Prete pedofilo colto in flagranza: solo denunciato

In questi ultimi tempi la pedofilia sta diventando un vero e proprio fardello per la Chiesa cattolica, ogni tanto un nuovo episodio emerge e fa crescere la vergogna di tanti cristiani. L’ultimo è quello di un prete colto in flagranza mentre consumava un rapporto sessuale con una quindicenne: ma a far inorridire, oltre all’episodio in sé, è anche la decisione dei poliziotti di non trarre in arresto il sacerdote, ma di denunciarlo semplicemente. Ecco la storia: l’uomo utilizzava una chat per adescare le ragazzine, si spacciava per un professore quarantenne e appariva molto comprensivo, dolce, sensibile. Nella sua trappola è caduta una giovane di 15 anni: si sono sentiti più volte prima di incontrarsi. Incontro che è stato fatale: il prete infatti ha convinto la ragazza ad appartarsi su una piazzola di sosta della tangenziale di Napoli e ad avere un rapporto sessuale. Per sua sfortuna, però, di lì è passata una volante della stradale che ha colto sul fatto il finto professore in atteggiamenti intimi inequivocabili. E’ così scattato il controllo e poi la denuncia, trasformatasi subito in un caso quando i poliziotti hanno scoperto, nel vano posteriore dell’automobile, il clergyman, l’abito usato dai preti.
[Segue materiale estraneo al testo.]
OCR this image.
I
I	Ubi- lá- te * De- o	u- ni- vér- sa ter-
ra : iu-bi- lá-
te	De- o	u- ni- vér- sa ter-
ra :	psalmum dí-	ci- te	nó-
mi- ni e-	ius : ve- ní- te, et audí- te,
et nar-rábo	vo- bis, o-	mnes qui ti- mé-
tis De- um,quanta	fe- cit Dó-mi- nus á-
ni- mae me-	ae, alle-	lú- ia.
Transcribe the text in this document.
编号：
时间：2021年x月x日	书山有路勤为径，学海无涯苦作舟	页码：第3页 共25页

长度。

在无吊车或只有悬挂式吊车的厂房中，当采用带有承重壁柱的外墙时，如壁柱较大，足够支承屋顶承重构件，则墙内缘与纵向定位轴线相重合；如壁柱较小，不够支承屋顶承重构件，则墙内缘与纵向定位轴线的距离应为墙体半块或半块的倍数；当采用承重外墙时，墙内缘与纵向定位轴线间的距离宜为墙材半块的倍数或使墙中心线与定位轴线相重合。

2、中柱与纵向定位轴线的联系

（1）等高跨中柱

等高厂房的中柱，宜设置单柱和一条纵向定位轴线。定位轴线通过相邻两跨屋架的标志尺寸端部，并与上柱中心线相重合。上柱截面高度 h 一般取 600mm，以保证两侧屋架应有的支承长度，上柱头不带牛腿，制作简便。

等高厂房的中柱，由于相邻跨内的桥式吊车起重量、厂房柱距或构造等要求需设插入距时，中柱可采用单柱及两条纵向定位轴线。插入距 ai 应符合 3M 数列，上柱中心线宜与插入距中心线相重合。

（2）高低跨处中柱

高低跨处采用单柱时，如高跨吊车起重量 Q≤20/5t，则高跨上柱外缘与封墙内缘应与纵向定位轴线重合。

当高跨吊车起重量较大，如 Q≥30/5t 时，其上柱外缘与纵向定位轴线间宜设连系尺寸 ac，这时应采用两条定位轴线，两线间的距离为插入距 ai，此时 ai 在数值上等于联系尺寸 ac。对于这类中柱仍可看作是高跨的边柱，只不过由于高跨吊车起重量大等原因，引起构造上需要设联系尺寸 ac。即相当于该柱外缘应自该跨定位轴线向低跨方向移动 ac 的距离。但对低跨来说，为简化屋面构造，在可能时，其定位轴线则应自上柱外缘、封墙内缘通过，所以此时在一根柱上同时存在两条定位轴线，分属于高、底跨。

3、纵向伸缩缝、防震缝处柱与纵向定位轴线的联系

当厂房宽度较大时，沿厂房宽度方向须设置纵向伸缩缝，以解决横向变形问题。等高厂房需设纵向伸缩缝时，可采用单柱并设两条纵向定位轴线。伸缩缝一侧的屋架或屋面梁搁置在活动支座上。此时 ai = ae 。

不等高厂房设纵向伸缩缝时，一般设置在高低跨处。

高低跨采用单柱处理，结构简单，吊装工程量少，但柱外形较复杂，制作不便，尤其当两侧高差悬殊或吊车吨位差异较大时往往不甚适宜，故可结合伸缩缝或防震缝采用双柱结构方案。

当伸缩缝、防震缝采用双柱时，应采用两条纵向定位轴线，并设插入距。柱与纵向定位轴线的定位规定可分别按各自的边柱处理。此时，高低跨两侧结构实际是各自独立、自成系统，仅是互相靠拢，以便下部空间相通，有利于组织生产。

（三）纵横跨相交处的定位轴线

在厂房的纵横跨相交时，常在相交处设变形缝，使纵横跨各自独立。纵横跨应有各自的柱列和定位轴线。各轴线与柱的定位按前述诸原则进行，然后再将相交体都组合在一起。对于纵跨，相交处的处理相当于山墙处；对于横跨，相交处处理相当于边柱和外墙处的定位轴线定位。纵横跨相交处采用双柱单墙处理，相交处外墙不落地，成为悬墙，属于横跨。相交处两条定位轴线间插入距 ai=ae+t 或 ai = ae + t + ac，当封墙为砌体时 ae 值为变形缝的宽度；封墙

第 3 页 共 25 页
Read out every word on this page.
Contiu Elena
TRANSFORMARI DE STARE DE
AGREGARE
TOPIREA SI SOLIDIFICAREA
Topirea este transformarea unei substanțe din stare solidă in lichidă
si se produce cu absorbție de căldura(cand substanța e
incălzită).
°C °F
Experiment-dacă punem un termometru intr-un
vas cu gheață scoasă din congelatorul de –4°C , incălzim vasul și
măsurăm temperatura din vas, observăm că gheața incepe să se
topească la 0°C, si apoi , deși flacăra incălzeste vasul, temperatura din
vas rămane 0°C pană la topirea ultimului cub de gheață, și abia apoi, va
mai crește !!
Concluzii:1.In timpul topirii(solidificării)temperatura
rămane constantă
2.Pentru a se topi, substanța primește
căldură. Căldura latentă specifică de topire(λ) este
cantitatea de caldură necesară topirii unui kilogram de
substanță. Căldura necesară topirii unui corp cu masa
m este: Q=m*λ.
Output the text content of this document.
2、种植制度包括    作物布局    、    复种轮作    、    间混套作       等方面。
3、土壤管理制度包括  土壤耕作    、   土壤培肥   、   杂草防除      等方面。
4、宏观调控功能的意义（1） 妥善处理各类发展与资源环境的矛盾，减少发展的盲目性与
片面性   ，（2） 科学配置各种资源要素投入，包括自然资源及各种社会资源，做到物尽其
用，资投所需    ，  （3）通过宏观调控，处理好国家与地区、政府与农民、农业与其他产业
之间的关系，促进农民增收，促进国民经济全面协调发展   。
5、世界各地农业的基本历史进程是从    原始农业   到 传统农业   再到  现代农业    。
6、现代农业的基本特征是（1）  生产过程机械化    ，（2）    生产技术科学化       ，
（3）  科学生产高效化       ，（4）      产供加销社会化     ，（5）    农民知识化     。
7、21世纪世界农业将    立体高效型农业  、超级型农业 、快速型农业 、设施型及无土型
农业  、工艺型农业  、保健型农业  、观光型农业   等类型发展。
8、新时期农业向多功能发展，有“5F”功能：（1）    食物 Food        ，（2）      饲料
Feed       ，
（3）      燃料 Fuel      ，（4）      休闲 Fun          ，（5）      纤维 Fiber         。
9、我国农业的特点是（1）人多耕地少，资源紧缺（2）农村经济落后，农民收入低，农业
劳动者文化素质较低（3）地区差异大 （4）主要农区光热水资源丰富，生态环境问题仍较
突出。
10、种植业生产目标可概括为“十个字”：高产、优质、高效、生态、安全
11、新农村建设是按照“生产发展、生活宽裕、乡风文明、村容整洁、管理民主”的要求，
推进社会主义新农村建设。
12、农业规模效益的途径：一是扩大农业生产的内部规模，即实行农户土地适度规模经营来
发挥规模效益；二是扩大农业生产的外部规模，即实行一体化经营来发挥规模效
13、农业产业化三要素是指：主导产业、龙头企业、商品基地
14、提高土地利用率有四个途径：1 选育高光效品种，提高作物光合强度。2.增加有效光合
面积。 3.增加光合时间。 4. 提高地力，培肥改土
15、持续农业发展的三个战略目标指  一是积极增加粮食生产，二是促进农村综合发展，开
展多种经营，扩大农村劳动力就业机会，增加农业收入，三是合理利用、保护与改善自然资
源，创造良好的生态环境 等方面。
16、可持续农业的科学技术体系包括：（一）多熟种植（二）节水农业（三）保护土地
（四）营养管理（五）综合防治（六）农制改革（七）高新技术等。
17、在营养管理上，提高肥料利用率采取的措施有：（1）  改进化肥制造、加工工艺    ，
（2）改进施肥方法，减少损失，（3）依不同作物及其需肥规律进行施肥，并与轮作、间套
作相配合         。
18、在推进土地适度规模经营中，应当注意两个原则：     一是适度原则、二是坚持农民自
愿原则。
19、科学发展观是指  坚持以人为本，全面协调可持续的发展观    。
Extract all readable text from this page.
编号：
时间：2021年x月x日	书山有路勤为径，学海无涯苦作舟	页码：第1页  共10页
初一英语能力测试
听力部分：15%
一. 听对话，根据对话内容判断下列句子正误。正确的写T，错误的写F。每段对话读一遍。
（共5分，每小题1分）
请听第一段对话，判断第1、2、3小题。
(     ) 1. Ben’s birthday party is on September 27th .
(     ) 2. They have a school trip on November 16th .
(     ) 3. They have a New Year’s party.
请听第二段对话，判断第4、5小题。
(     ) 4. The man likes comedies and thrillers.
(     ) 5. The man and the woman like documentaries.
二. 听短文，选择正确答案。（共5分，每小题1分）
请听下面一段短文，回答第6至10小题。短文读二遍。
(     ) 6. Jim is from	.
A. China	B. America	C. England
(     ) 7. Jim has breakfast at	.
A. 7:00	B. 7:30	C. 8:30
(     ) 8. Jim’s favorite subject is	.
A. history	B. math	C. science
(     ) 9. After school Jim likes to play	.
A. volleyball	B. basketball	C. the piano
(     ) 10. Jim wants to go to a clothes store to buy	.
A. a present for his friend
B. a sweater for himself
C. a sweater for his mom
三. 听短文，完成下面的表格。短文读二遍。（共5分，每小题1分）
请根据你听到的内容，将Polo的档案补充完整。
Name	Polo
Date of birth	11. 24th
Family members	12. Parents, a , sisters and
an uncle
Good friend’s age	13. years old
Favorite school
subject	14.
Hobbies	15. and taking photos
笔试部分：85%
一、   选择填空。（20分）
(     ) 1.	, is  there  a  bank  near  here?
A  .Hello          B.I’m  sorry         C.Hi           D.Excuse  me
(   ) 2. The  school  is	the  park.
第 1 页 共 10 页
La semplice denuncia a piede libero però non è bastata a Vincenza Calvi, presidente dell’Associazione antipedofilia “Un patto per la vita” che ha deciso di denunciare a sua volta i poliziotti che hanno lasciato libero il sacerdote: «In tutti gli altri casi, qualunque altra persona colta in flagranza sarebbe stata arrestata – dice la presidente – Non si capisce perché questa volta non è stato fatto: è una mancanza grave che i poliziotti dovranno spiegare». La polizia ha già fatto sapere, attraverso una nota, che la decisione di non arrestare il parroco è stata presa in accordo con il magistrato della Procura di Napoli, poiché erano assenti le condizioni previste dalla legge. In realtà questa sembra una giustificazione un po’ traballante, soprattutto per il racconto fatto dalla ragazzina: era la terza volta che si incontravano e, in altre occasioni, è capitato che il parroco si masturbasse e, attraverso una webcam, si facesse osservare dalla quindicenne. Possibile che dietro questi episodi, dietro questi racconti non sussistano le condizioni per l’arresto?